Big Tech Battle for Content Creators, Cybersecurity InsightsBy Andrea Villar | Thu, 07/15/2021 - 14:09
This week, the battle of big social media companies Facebook, TikTok and YouTube got tighter, prompting huge investments to attract content creators to their sites. On the other hand, Twitter announced the shutdown of its Fleets feature, which aimed to encourage its users to interact more on the platform.
Read this and more on The Week in Tech!
More news below:
- Sophisticated cyberattacks usually target large enterprises but attacks against small and medium businesses have also become profitable, Claudio Martinelli, Managing Director for Latin America of Kaspersky wrote on Mexico Business this week. “Cybercriminals are more likely to conduct advanced attacks when the cost of organizing it is lower than the potential revenue,” he explains. Read the complete article here.
- Demands to remove content from Twitter by governments around the world increased 26 percent in 2H2020, reports the platform. India ranked the highest of all government information requests in 2H2020 with 9,492 in total, surpassing the US, which is ranked second and comprised 22 percent of global information requests. In third and fourth place are Japan and France with 17 and 14 percent. In Mexico, 486 information requests were reported in total. Read the full article here.
- Eight months after its global launch, Twitter will shut down its short-lived posting feature Fleets on August 3, after the product failed to gain the traction it had hoped for. “We hoped Fleets would help more people feel comfortable joining the conversation on Twitter,” the company said in a blog post. “But, in the time since we introduced Fleets to everyone, we have not seen an increase in the number of new people joining the conversation with Fleets as we hoped.”
- Facebook will invest US$1 billion to attract and engage content creators as it battles with platforms like TikTok and YouTube. The California-based company will distribute funds to content creators through shared advertising revenue and bonuses for time spent on Facebook and Instagram. Additionally, Facebook will, in some cases, offer seed funding to some creators who want to establish a presence on these sites. Get the full highlights here.
- Mexico ranked 52nd in its commitment to cybersecurity, an 11-spot jump from 2018 according to the International Telecommunication Union’s report for 2020. The country’s raw score was 81.68, fourth in the Americas. Mexico scored the highest in technical measures, which gauge the country’s national framework and preparedness to deal with cyber risks and incidents, thanks to its computer incident response teams (CIRTs) or Computer Emergency Response Teams (CERTs). Click for the full report here.
- Microsoft plans to acquire cybersecurity firm RiskIQ for an undisclosed amount, announced the company on Monday. The deal aims to help Microsoft expand its security business, which is growing faster than other segments, according to CNBC. According to Bloomberg, the transaction will be worth more than US$500 million. Back in January, Microsoft said it earned more than US$10 billion in security revenue in the past 12 months, up more than 40 percent year over year.
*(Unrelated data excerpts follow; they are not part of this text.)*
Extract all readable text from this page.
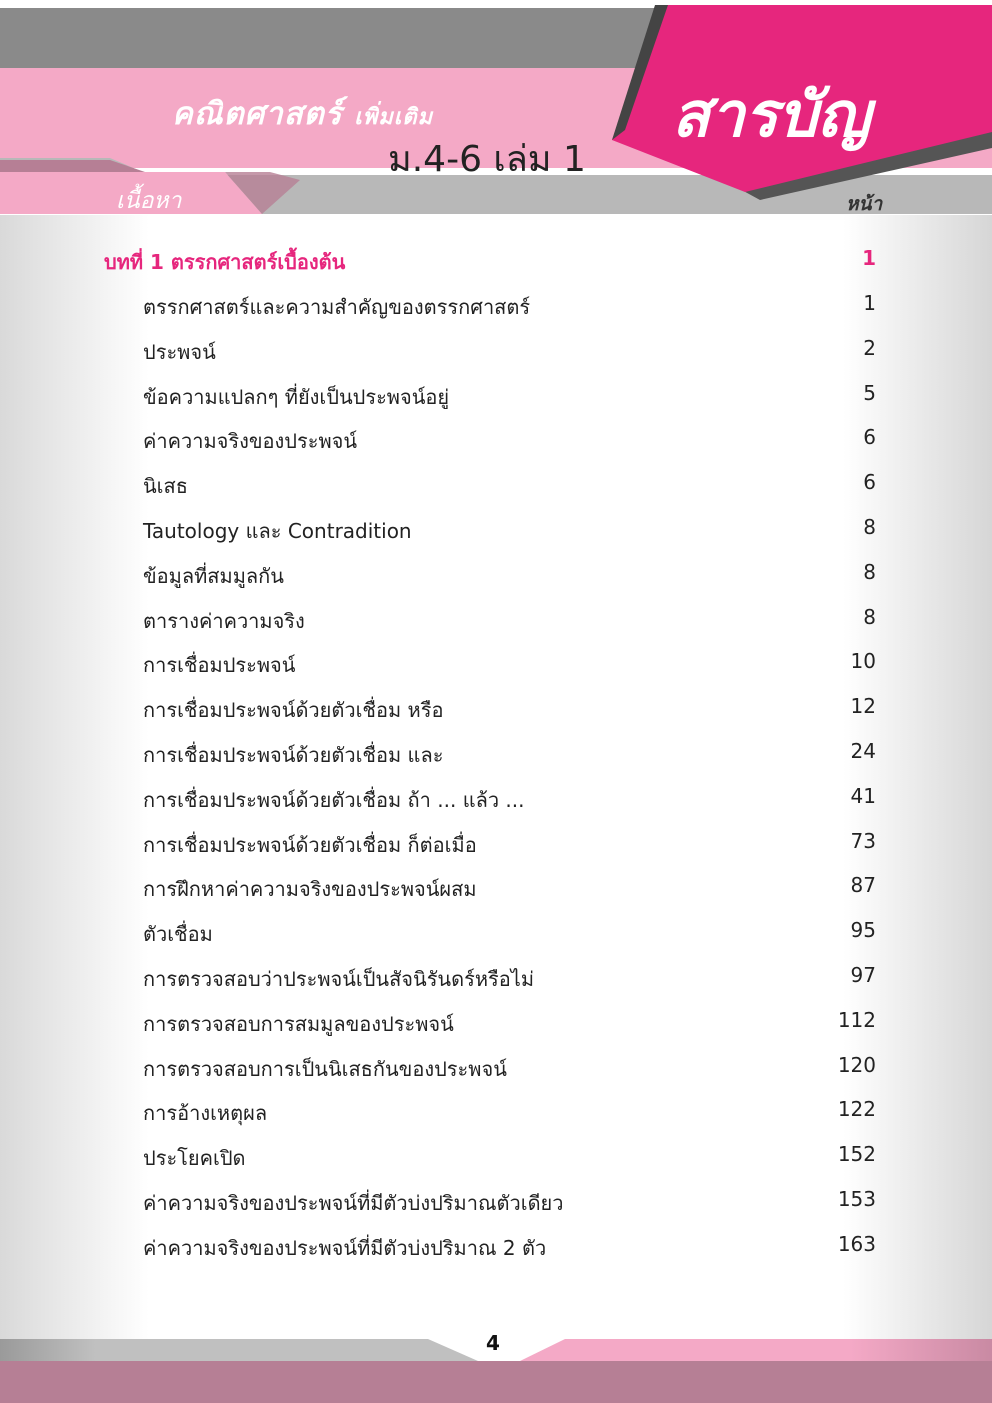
คณิตศาสตร์ เพิ่มเติม
ม.4-6 เล่ม 1
สารบัญ
เนื้อหา	หน้า
บทที่ 1 ตรรกศาสตร์เบื้องต้น	1
ตรรกศาสตร์และความสำคัญของตรรกศาสตร์	1
ประพจน์	2
ข้อความแปลกๆ ที่ยังเป็นประพจน์อยู่	5
ค่าความจริงของประพจน์	6
นิเสธ	6
Tautology และ Contradition	8
ข้อมูลที่สมมูลกัน	8
ตารางค่าความจริง	8
การเชื่อมประพจน์	10
การเชื่อมประพจน์ด้วยตัวเชื่อม หรือ	12
การเชื่อมประพจน์ด้วยตัวเชื่อม และ	24
การเชื่อมประพจน์ด้วยตัวเชื่อม ถ้า ... แล้ว ...	41
การเชื่อมประพจน์ด้วยตัวเชื่อม ก็ต่อเมื่อ	73
การฝึกหาค่าความจริงของประพจน์ผสม	87
ตัวเชื่อม	95
การตรวจสอบว่าประพจน์เป็นสัจนิรันดร์หรือไม่	97
การตรวจสอบการสมมูลของประพจน์	112
การตรวจสอบการเป็นนิเสธกันของประพจน์	120
การอ้างเหตุผล	122
ประโยคเปิด	152
ค่าความจริงของประพจน์ที่มีตัวบ่งปริมาณตัวเดียว	153
ค่าความจริงของประพจน์ที่มีตัวบ่งปริมาณ 2 ตัว	163
4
- Mexico’s science, technology, engineering and math (STEM) workforce has been growing at a fast pace as every year over 110,000 engineers graduate from local universities, according to shelter IVEMSA. This means that over 20 percent of all graduates in Mexico are engineers, which is more than what the workforce can readily incorporate. However, IVEMSA argues that this talent pool is attracting the interest of different tech corporations and venture capitalists in the world towards Mexico, either to invest or draft talent.